Z roku na rok w galwanotechnice rośnie potrzeba zwiększania precyzji w zakresie badania ilości różnego rodzaju domieszek i zanieczyszczeń. Sektor ten, zajmując się metodami elektrolitycznego wytwarzania powłok na podłożach, musi być w swym działaniu bardzo dokładny. Drobne zmiany w ilości mieszanek mogą tu spowodować znaczące obniżenie jakości. Jak dba się dzisiaj o wprowadzanie nowoczesnych metod badawczych? I co one dają branży?
Metody analizy galwanotechnicznej przybierają dziś coraz bardziej innowacyjną formę. Jedną z nich jest np. ASA, Absorpcyjna Spektrometria Atomowa. Aktualnie wykorzystywana jest ona przede wszystkim do analizowania zanieczyszczeń i głównych składników w tzw. kąpielach galwanicznych. Szczegóły tego rozwiązania można znaleźć na stronie https://www.tegal.pl/absorbcja-atomowa-galwanotechnice/, ale na początek warto wiedzieć, że dzięki niej oznacza się precyzyjnie m.in zawartość żelaza i cynku w różnych pasywacjach.

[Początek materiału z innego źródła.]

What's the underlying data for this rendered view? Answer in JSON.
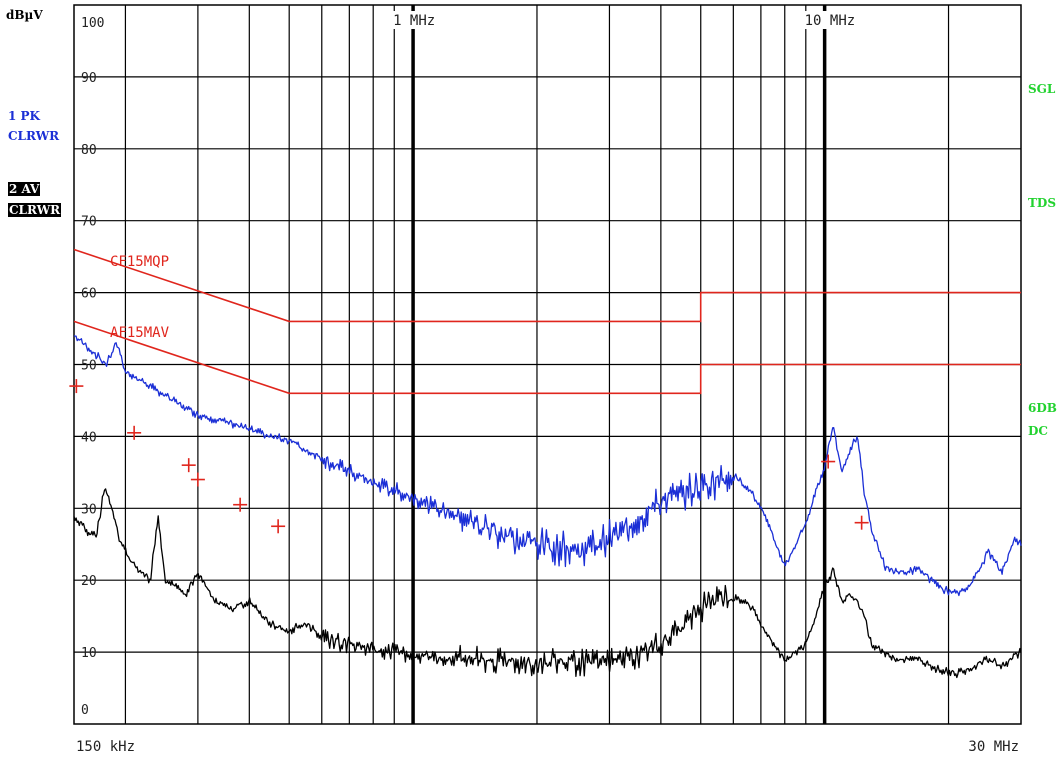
{
  "chart_data": {
    "type": "line",
    "ylabel": "dBµV",
    "x_scale": "log",
    "xlim_hz": [
      150000,
      30000000
    ],
    "ylim": [
      0,
      100
    ],
    "y_ticks": [
      0,
      10,
      20,
      30,
      40,
      50,
      60,
      70,
      80,
      90,
      100
    ],
    "grid": true,
    "x_labels": [
      {
        "text": "150 kHz",
        "x": 150000
      },
      {
        "text": "1 MHz",
        "x": 1000000
      },
      {
        "text": "10 MHz",
        "x": 10000000
      },
      {
        "text": "30 MHz",
        "x": 30000000
      }
    ],
    "limit_lines": [
      {
        "name": "CF15MQP",
        "color": "#e0261d",
        "points": [
          [
            150000,
            66
          ],
          [
            500000,
            56
          ],
          [
            5000000,
            56
          ],
          [
            5000000,
            60
          ],
          [
            30000000,
            60
          ]
        ]
      },
      {
        "name": "AF15MAV",
        "color": "#e0261d",
        "points": [
          [
            150000,
            56
          ],
          [
            500000,
            46
          ],
          [
            5000000,
            46
          ],
          [
            5000000,
            50
          ],
          [
            30000000,
            50
          ]
        ]
      }
    ],
    "series": [
      {
        "name": "1 PK",
        "color": "#1b2fd6",
        "points": [
          [
            150000,
            54
          ],
          [
            165000,
            52
          ],
          [
            180000,
            50
          ],
          [
            190000,
            53
          ],
          [
            200000,
            49
          ],
          [
            230000,
            47
          ],
          [
            260000,
            45
          ],
          [
            300000,
            43
          ],
          [
            350000,
            42
          ],
          [
            400000,
            41
          ],
          [
            450000,
            40
          ],
          [
            500000,
            39.5
          ],
          [
            550000,
            38
          ],
          [
            600000,
            37
          ],
          [
            700000,
            35
          ],
          [
            800000,
            33.5
          ],
          [
            900000,
            32.5
          ],
          [
            1000000,
            31.5
          ],
          [
            1200000,
            29.5
          ],
          [
            1400000,
            28
          ],
          [
            1700000,
            26
          ],
          [
            2000000,
            25
          ],
          [
            2500000,
            24
          ],
          [
            3000000,
            26
          ],
          [
            3500000,
            28
          ],
          [
            4000000,
            31
          ],
          [
            5000000,
            33
          ],
          [
            6000000,
            34.5
          ],
          [
            6500000,
            33
          ],
          [
            7000000,
            30
          ],
          [
            7500000,
            26
          ],
          [
            8000000,
            22
          ],
          [
            8500000,
            25
          ],
          [
            9000000,
            28
          ],
          [
            9500000,
            32
          ],
          [
            10000000,
            36
          ],
          [
            10500000,
            41.5
          ],
          [
            11000000,
            35
          ],
          [
            11500000,
            38
          ],
          [
            12000000,
            40
          ],
          [
            12500000,
            32
          ],
          [
            13000000,
            27
          ],
          [
            14000000,
            22
          ],
          [
            15000000,
            21
          ],
          [
            17000000,
            21.5
          ],
          [
            19000000,
            19
          ],
          [
            21000000,
            18
          ],
          [
            23000000,
            20
          ],
          [
            25000000,
            24
          ],
          [
            27000000,
            21
          ],
          [
            29000000,
            26
          ],
          [
            30000000,
            25
          ]
        ]
      },
      {
        "name": "2 AV",
        "color": "#000000",
        "points": [
          [
            150000,
            29
          ],
          [
            160000,
            27
          ],
          [
            170000,
            26
          ],
          [
            178000,
            33
          ],
          [
            185000,
            30
          ],
          [
            195000,
            25
          ],
          [
            210000,
            22
          ],
          [
            230000,
            20
          ],
          [
            240000,
            29
          ],
          [
            250000,
            20
          ],
          [
            280000,
            18
          ],
          [
            300000,
            21
          ],
          [
            330000,
            17
          ],
          [
            360000,
            16
          ],
          [
            400000,
            17
          ],
          [
            450000,
            14
          ],
          [
            500000,
            13
          ],
          [
            550000,
            14
          ],
          [
            600000,
            12
          ],
          [
            700000,
            11
          ],
          [
            800000,
            10.5
          ],
          [
            900000,
            10
          ],
          [
            1000000,
            9.5
          ],
          [
            1300000,
            9
          ],
          [
            1700000,
            8.5
          ],
          [
            2200000,
            8.5
          ],
          [
            2800000,
            8.5
          ],
          [
            3500000,
            9.5
          ],
          [
            4200000,
            12
          ],
          [
            5000000,
            16
          ],
          [
            5600000,
            18
          ],
          [
            6500000,
            17
          ],
          [
            7000000,
            14
          ],
          [
            7500000,
            11
          ],
          [
            8000000,
            9
          ],
          [
            8500000,
            10
          ],
          [
            9000000,
            11
          ],
          [
            9500000,
            15
          ],
          [
            10000000,
            19
          ],
          [
            10500000,
            21.5
          ],
          [
            11000000,
            17
          ],
          [
            11500000,
            18
          ],
          [
            12000000,
            17
          ],
          [
            12500000,
            15
          ],
          [
            13000000,
            11
          ],
          [
            15000000,
            9
          ],
          [
            17000000,
            9
          ],
          [
            19000000,
            7.5
          ],
          [
            21000000,
            7
          ],
          [
            23000000,
            8
          ],
          [
            25000000,
            9
          ],
          [
            27000000,
            8
          ],
          [
            29000000,
            9.5
          ],
          [
            30000000,
            10
          ]
        ]
      }
    ],
    "markers": [
      {
        "x": 152000,
        "y": 47
      },
      {
        "x": 210000,
        "y": 40.5
      },
      {
        "x": 285000,
        "y": 36
      },
      {
        "x": 300000,
        "y": 34
      },
      {
        "x": 380000,
        "y": 30.5
      },
      {
        "x": 470000,
        "y": 27.5
      },
      {
        "x": 10200000,
        "y": 36.5
      },
      {
        "x": 12300000,
        "y": 28
      }
    ]
  },
  "left_panel": {
    "trace1_line1": "1 PK",
    "trace1_line2": "CLRWR",
    "trace2_line1": "2 AV",
    "trace2_line2": "CLRWR"
  },
  "right_panel": {
    "sgl": "SGL",
    "tds": "TDS",
    "db_line1": "6DB",
    "db_line2": "DC"
  },
  "limit_labels": {
    "qp": "CF15MQP",
    "av": "AF15MAV"
  },
  "colors": {
    "grid": "#000000",
    "limit": "#e0261d",
    "pk": "#1b2fd6",
    "av": "#000000",
    "status": "#22d22f"
  }
}
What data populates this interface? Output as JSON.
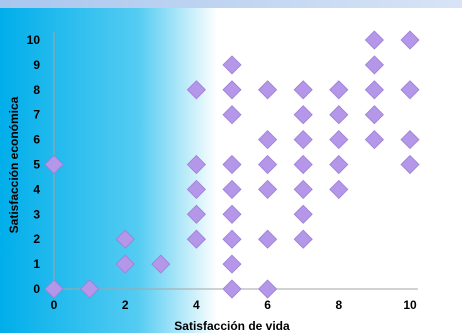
{
  "chart_data": {
    "type": "scatter",
    "xlabel": "Satisfacción de vida",
    "ylabel": "Satisfacción económica",
    "xlim": [
      0,
      10
    ],
    "ylim": [
      0,
      10
    ],
    "x_ticks": [
      "0",
      "2",
      "4",
      "6",
      "8",
      "10"
    ],
    "y_ticks": [
      "0",
      "1",
      "2",
      "3",
      "4",
      "5",
      "6",
      "7",
      "8",
      "9",
      "10"
    ],
    "grid": false,
    "marker": "diamond",
    "colors": {
      "marker": "#b497e8",
      "marker_dark": "#9c7fd6",
      "axis": "#a6a6a6",
      "background_gradient_start": "#00aeea",
      "background_gradient_end": "#ffffff",
      "top_band": "#c8d8f0"
    },
    "points": [
      {
        "x": 0,
        "y": 0
      },
      {
        "x": 0,
        "y": 5
      },
      {
        "x": 1,
        "y": 0
      },
      {
        "x": 2,
        "y": 1
      },
      {
        "x": 2,
        "y": 2
      },
      {
        "x": 3,
        "y": 1
      },
      {
        "x": 4,
        "y": 2
      },
      {
        "x": 4,
        "y": 3
      },
      {
        "x": 4,
        "y": 4
      },
      {
        "x": 4,
        "y": 5
      },
      {
        "x": 4,
        "y": 8
      },
      {
        "x": 5,
        "y": 0
      },
      {
        "x": 5,
        "y": 1
      },
      {
        "x": 5,
        "y": 2
      },
      {
        "x": 5,
        "y": 3
      },
      {
        "x": 5,
        "y": 4
      },
      {
        "x": 5,
        "y": 5
      },
      {
        "x": 5,
        "y": 7
      },
      {
        "x": 5,
        "y": 8
      },
      {
        "x": 5,
        "y": 9
      },
      {
        "x": 6,
        "y": 0
      },
      {
        "x": 6,
        "y": 2
      },
      {
        "x": 6,
        "y": 4
      },
      {
        "x": 6,
        "y": 5
      },
      {
        "x": 6,
        "y": 6
      },
      {
        "x": 6,
        "y": 8
      },
      {
        "x": 7,
        "y": 2
      },
      {
        "x": 7,
        "y": 3
      },
      {
        "x": 7,
        "y": 4
      },
      {
        "x": 7,
        "y": 5
      },
      {
        "x": 7,
        "y": 6
      },
      {
        "x": 7,
        "y": 7
      },
      {
        "x": 7,
        "y": 8
      },
      {
        "x": 8,
        "y": 4
      },
      {
        "x": 8,
        "y": 5
      },
      {
        "x": 8,
        "y": 6
      },
      {
        "x": 8,
        "y": 7
      },
      {
        "x": 8,
        "y": 8
      },
      {
        "x": 9,
        "y": 6
      },
      {
        "x": 9,
        "y": 7
      },
      {
        "x": 9,
        "y": 8
      },
      {
        "x": 9,
        "y": 9
      },
      {
        "x": 9,
        "y": 10
      },
      {
        "x": 10,
        "y": 5
      },
      {
        "x": 10,
        "y": 6
      },
      {
        "x": 10,
        "y": 8
      },
      {
        "x": 10,
        "y": 10
      }
    ]
  }
}
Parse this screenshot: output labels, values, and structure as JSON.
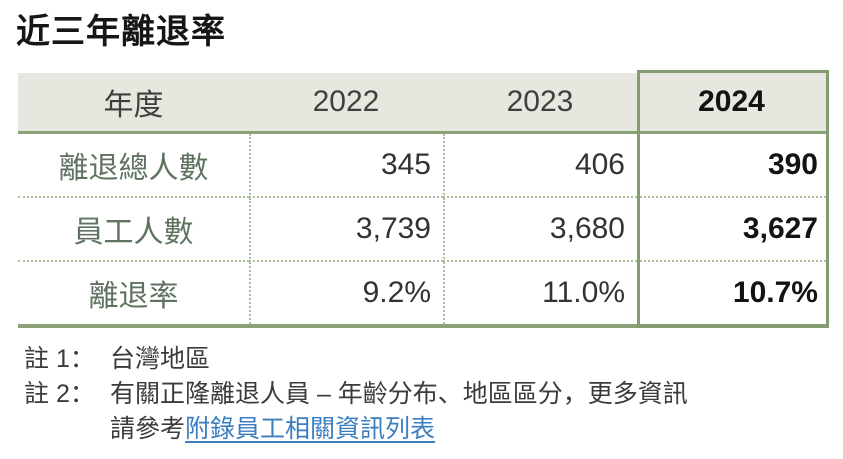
{
  "title": "近三年離退率",
  "table": {
    "header": {
      "label": "年度",
      "years": [
        "2022",
        "2023",
        "2024"
      ]
    },
    "rows": [
      {
        "label": "離退總人數",
        "values": [
          "345",
          "406",
          "390"
        ]
      },
      {
        "label": "員工人數",
        "values": [
          "3,739",
          "3,680",
          "3,627"
        ]
      },
      {
        "label": "離退率",
        "values": [
          "9.2%",
          "11.0%",
          "10.7%"
        ]
      }
    ],
    "highlighted_year": "2024"
  },
  "notes": {
    "note1": {
      "label": "註 1：",
      "text": "台灣地區"
    },
    "note2": {
      "label": "註 2：",
      "line1": "有關正隆離退人員 – 年齡分布、地區區分，更多資訊",
      "line2_prefix": "請參考",
      "link_text": "附錄員工相關資訊列表"
    }
  },
  "colors": {
    "accent_green": "#8ba277",
    "highlight_border_green": "#849c70",
    "header_bg": "#e6e8df",
    "row_label_green": "#5f7360",
    "dotted_green": "#adbf9b",
    "link_blue": "#3b7ec0"
  }
}
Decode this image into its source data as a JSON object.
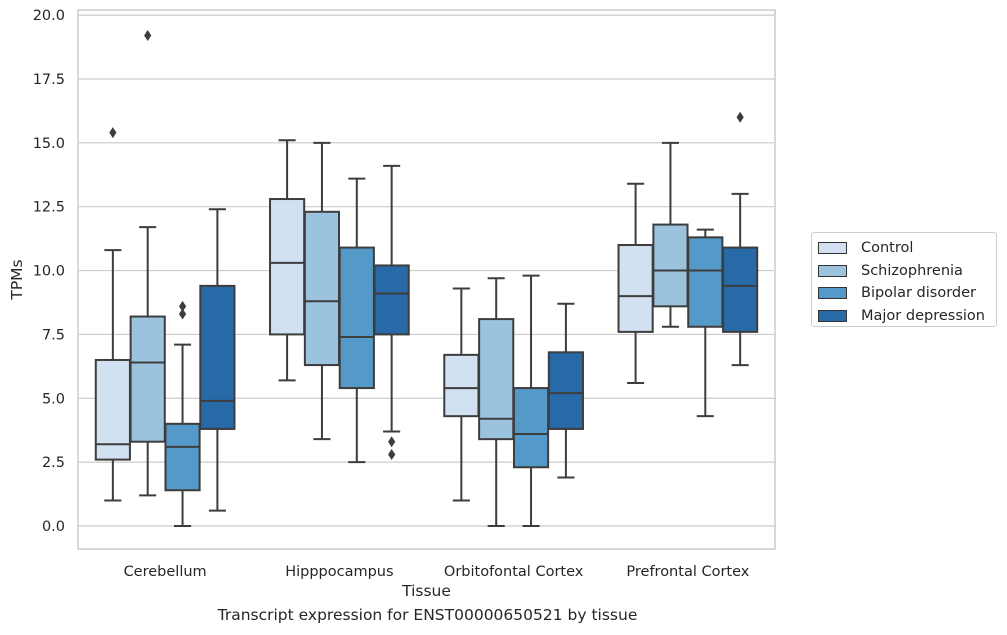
{
  "chart_data": {
    "type": "box",
    "title": "",
    "caption": "Transcript expression for ENST00000650521 by tissue",
    "xlabel": "Tissue",
    "ylabel": "TPMs",
    "ylim": [
      -0.9,
      20.2
    ],
    "yticks": [
      "0.0",
      "2.5",
      "5.0",
      "7.5",
      "10.0",
      "12.5",
      "15.0",
      "17.5",
      "20.0"
    ],
    "grid": true,
    "legend_position": "right",
    "categories": [
      "Cerebellum",
      "Hipppocampus",
      "Orbitofontal Cortex",
      "Prefrontal Cortex"
    ],
    "series": [
      {
        "name": "Control",
        "color": "#d1e1f1",
        "boxes": [
          {
            "whisker_low": 1.0,
            "q1": 2.6,
            "median": 3.2,
            "q3": 6.5,
            "whisker_high": 10.8,
            "outliers": [
              15.4
            ]
          },
          {
            "whisker_low": 5.7,
            "q1": 7.5,
            "median": 10.3,
            "q3": 12.8,
            "whisker_high": 15.1,
            "outliers": []
          },
          {
            "whisker_low": 1.0,
            "q1": 4.3,
            "median": 5.4,
            "q3": 6.7,
            "whisker_high": 9.3,
            "outliers": []
          },
          {
            "whisker_low": 5.6,
            "q1": 7.6,
            "median": 9.0,
            "q3": 11.0,
            "whisker_high": 13.4,
            "outliers": []
          }
        ]
      },
      {
        "name": "Schizophrenia",
        "color": "#9bc3de",
        "boxes": [
          {
            "whisker_low": 1.2,
            "q1": 3.3,
            "median": 6.4,
            "q3": 8.2,
            "whisker_high": 11.7,
            "outliers": [
              19.2
            ]
          },
          {
            "whisker_low": 3.4,
            "q1": 6.3,
            "median": 8.8,
            "q3": 12.3,
            "whisker_high": 15.0,
            "outliers": []
          },
          {
            "whisker_low": 0.0,
            "q1": 3.4,
            "median": 4.2,
            "q3": 8.1,
            "whisker_high": 9.7,
            "outliers": []
          },
          {
            "whisker_low": 7.8,
            "q1": 8.6,
            "median": 10.0,
            "q3": 11.8,
            "whisker_high": 15.0,
            "outliers": []
          }
        ]
      },
      {
        "name": "Bipolar disorder",
        "color": "#5499c8",
        "boxes": [
          {
            "whisker_low": 0.0,
            "q1": 1.4,
            "median": 3.1,
            "q3": 4.0,
            "whisker_high": 7.1,
            "outliers": [
              8.3,
              8.6
            ]
          },
          {
            "whisker_low": 2.5,
            "q1": 5.4,
            "median": 7.4,
            "q3": 10.9,
            "whisker_high": 13.6,
            "outliers": []
          },
          {
            "whisker_low": 0.0,
            "q1": 2.3,
            "median": 3.6,
            "q3": 5.4,
            "whisker_high": 9.8,
            "outliers": []
          },
          {
            "whisker_low": 4.3,
            "q1": 7.8,
            "median": 10.0,
            "q3": 11.3,
            "whisker_high": 11.6,
            "outliers": []
          }
        ]
      },
      {
        "name": "Major depression",
        "color": "#2869a8",
        "boxes": [
          {
            "whisker_low": 0.6,
            "q1": 3.8,
            "median": 4.9,
            "q3": 9.4,
            "whisker_high": 12.4,
            "outliers": []
          },
          {
            "whisker_low": 3.7,
            "q1": 7.5,
            "median": 9.1,
            "q3": 10.2,
            "whisker_high": 14.1,
            "outliers": [
              2.8,
              3.3
            ]
          },
          {
            "whisker_low": 1.9,
            "q1": 3.8,
            "median": 5.2,
            "q3": 6.8,
            "whisker_high": 8.7,
            "outliers": []
          },
          {
            "whisker_low": 6.3,
            "q1": 7.6,
            "median": 9.4,
            "q3": 10.9,
            "whisker_high": 13.0,
            "outliers": [
              16.0
            ]
          }
        ]
      }
    ]
  }
}
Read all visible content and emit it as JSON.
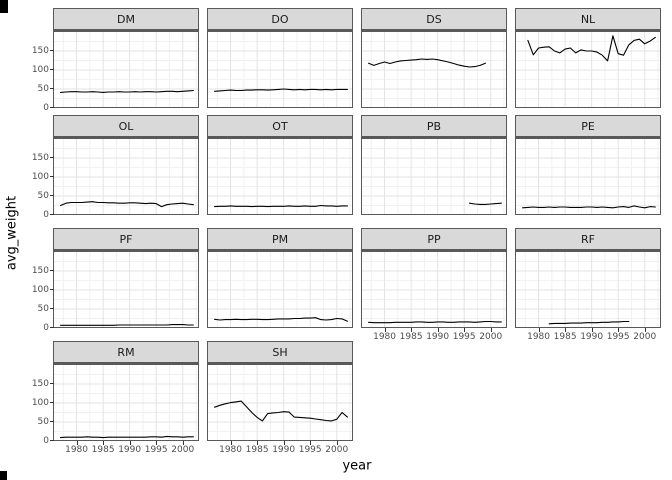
{
  "figure": {
    "ylabel": "avg_weight",
    "xlabel": "year",
    "colors": {
      "background": "#FFFFFF",
      "strip_background": "#D9D9D9",
      "panel_border": "#595959",
      "grid_major": "#E3E3E3",
      "grid_minor": "#F1F1F1",
      "line": "#000000",
      "tick_label": "#4D4D4D",
      "axis_title": "#000000"
    }
  },
  "chart_data": {
    "type": "line",
    "title": "",
    "xlabel": "year",
    "ylabel": "avg_weight",
    "legend": "none",
    "grid": "on",
    "x_ticks": [
      1980,
      1985,
      1990,
      1995,
      2000
    ],
    "y_ticks": [
      0,
      50,
      100,
      150
    ],
    "x_minor_ticks": [
      1977.5,
      1982.5,
      1987.5,
      1992.5,
      1997.5,
      2002.5
    ],
    "y_minor_ticks": [
      25,
      75,
      125,
      175
    ],
    "x_range": [
      1975.75,
      2003.25
    ],
    "y_range": [
      0,
      200
    ],
    "facet_layout": {
      "rows": 4,
      "cols": 4,
      "order": "row-major"
    },
    "facets": [
      {
        "label": "DM",
        "start_year": 1977,
        "values": [
          41,
          42,
          43,
          43,
          42,
          42,
          43,
          42,
          41,
          42,
          42,
          43,
          42,
          42,
          43,
          42,
          43,
          43,
          42,
          43,
          44,
          44,
          43,
          44,
          45,
          46
        ]
      },
      {
        "label": "DO",
        "start_year": 1977,
        "values": [
          44,
          45,
          46,
          47,
          46,
          46,
          47,
          47,
          48,
          48,
          47,
          48,
          49,
          50,
          49,
          48,
          49,
          48,
          49,
          49,
          48,
          49,
          48,
          49,
          49,
          49
        ]
      },
      {
        "label": "DS",
        "start_year": 1977,
        "values": [
          118,
          112,
          117,
          121,
          117,
          121,
          124,
          125,
          126,
          127,
          129,
          128,
          129,
          127,
          124,
          121,
          117,
          113,
          110,
          108,
          109,
          112,
          118
        ]
      },
      {
        "label": "NL",
        "start_year": 1978,
        "values": [
          178,
          140,
          158,
          160,
          161,
          150,
          145,
          155,
          158,
          145,
          153,
          150,
          150,
          147,
          139,
          124,
          190,
          143,
          139,
          166,
          178,
          181,
          169,
          176,
          186
        ]
      },
      {
        "label": "OL",
        "start_year": 1977,
        "values": [
          25,
          31,
          33,
          33,
          33,
          34,
          35,
          33,
          33,
          32,
          32,
          31,
          31,
          32,
          32,
          31,
          30,
          31,
          30,
          22,
          27,
          29,
          30,
          31,
          29,
          27
        ]
      },
      {
        "label": "OT",
        "start_year": 1977,
        "values": [
          22,
          23,
          23,
          24,
          23,
          23,
          23,
          22,
          23,
          23,
          22,
          23,
          23,
          23,
          24,
          23,
          23,
          24,
          23,
          23,
          25,
          24,
          24,
          23,
          24,
          24
        ]
      },
      {
        "label": "PB",
        "start_year": 1996,
        "values": [
          31,
          29,
          28,
          28,
          29,
          30,
          31
        ]
      },
      {
        "label": "PE",
        "start_year": 1977,
        "values": [
          19,
          20,
          21,
          20,
          20,
          21,
          20,
          21,
          21,
          20,
          20,
          20,
          21,
          21,
          20,
          21,
          20,
          19,
          21,
          22,
          20,
          24,
          21,
          19,
          22,
          21
        ]
      },
      {
        "label": "PF",
        "start_year": 1977,
        "values": [
          7,
          7,
          7,
          7,
          7,
          7,
          7,
          7,
          7,
          7,
          7,
          8,
          8,
          8,
          8,
          8,
          8,
          8,
          8,
          8,
          8,
          9,
          9,
          9,
          8,
          8
        ]
      },
      {
        "label": "PM",
        "start_year": 1977,
        "values": [
          23,
          21,
          22,
          22,
          23,
          22,
          22,
          23,
          23,
          22,
          22,
          23,
          24,
          24,
          24,
          25,
          25,
          26,
          26,
          27,
          22,
          21,
          22,
          25,
          24,
          18
        ]
      },
      {
        "label": "PP",
        "start_year": 1977,
        "values": [
          15,
          14,
          14,
          14,
          14,
          15,
          15,
          15,
          15,
          16,
          16,
          15,
          15,
          16,
          16,
          15,
          15,
          16,
          16,
          16,
          15,
          16,
          17,
          17,
          16,
          16
        ]
      },
      {
        "label": "RF",
        "start_year": 1982,
        "values": [
          11,
          12,
          12,
          12,
          13,
          13,
          13,
          14,
          14,
          14,
          15,
          15,
          16,
          16,
          17,
          17
        ]
      },
      {
        "label": "RM",
        "start_year": 1977,
        "values": [
          9,
          10,
          10,
          10,
          10,
          11,
          10,
          10,
          9,
          10,
          10,
          10,
          10,
          10,
          10,
          10,
          10,
          11,
          11,
          10,
          12,
          11,
          11,
          10,
          11,
          11
        ]
      },
      {
        "label": "SH",
        "start_year": 1977,
        "values": [
          89,
          94,
          98,
          101,
          103,
          105,
          90,
          75,
          62,
          53,
          72,
          74,
          75,
          77,
          76,
          63,
          62,
          61,
          60,
          58,
          56,
          54,
          53,
          57,
          75,
          63
        ]
      }
    ]
  }
}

Metoda ta jest wysoce skuteczna i pozwala na zwiększenie efektywności działania w różnych branżach bazujących na analizie śladowej. Wykorzystuje się ją na potrzeby rolnictwa, metalurgii, petrochemii, ale i przemysłu spożywczego oraz medycyny. ASA bada próbki poprzez spalenie roztworu i wprowadzenie go w stan atomowy. Z unoszących się w gazie pierwiastków, bada ich ilości, skład i zanieczyszczenia. Wyniki są podstawą do analizowania pierwiastków również w wodach powierzchniowych oraz ściekach.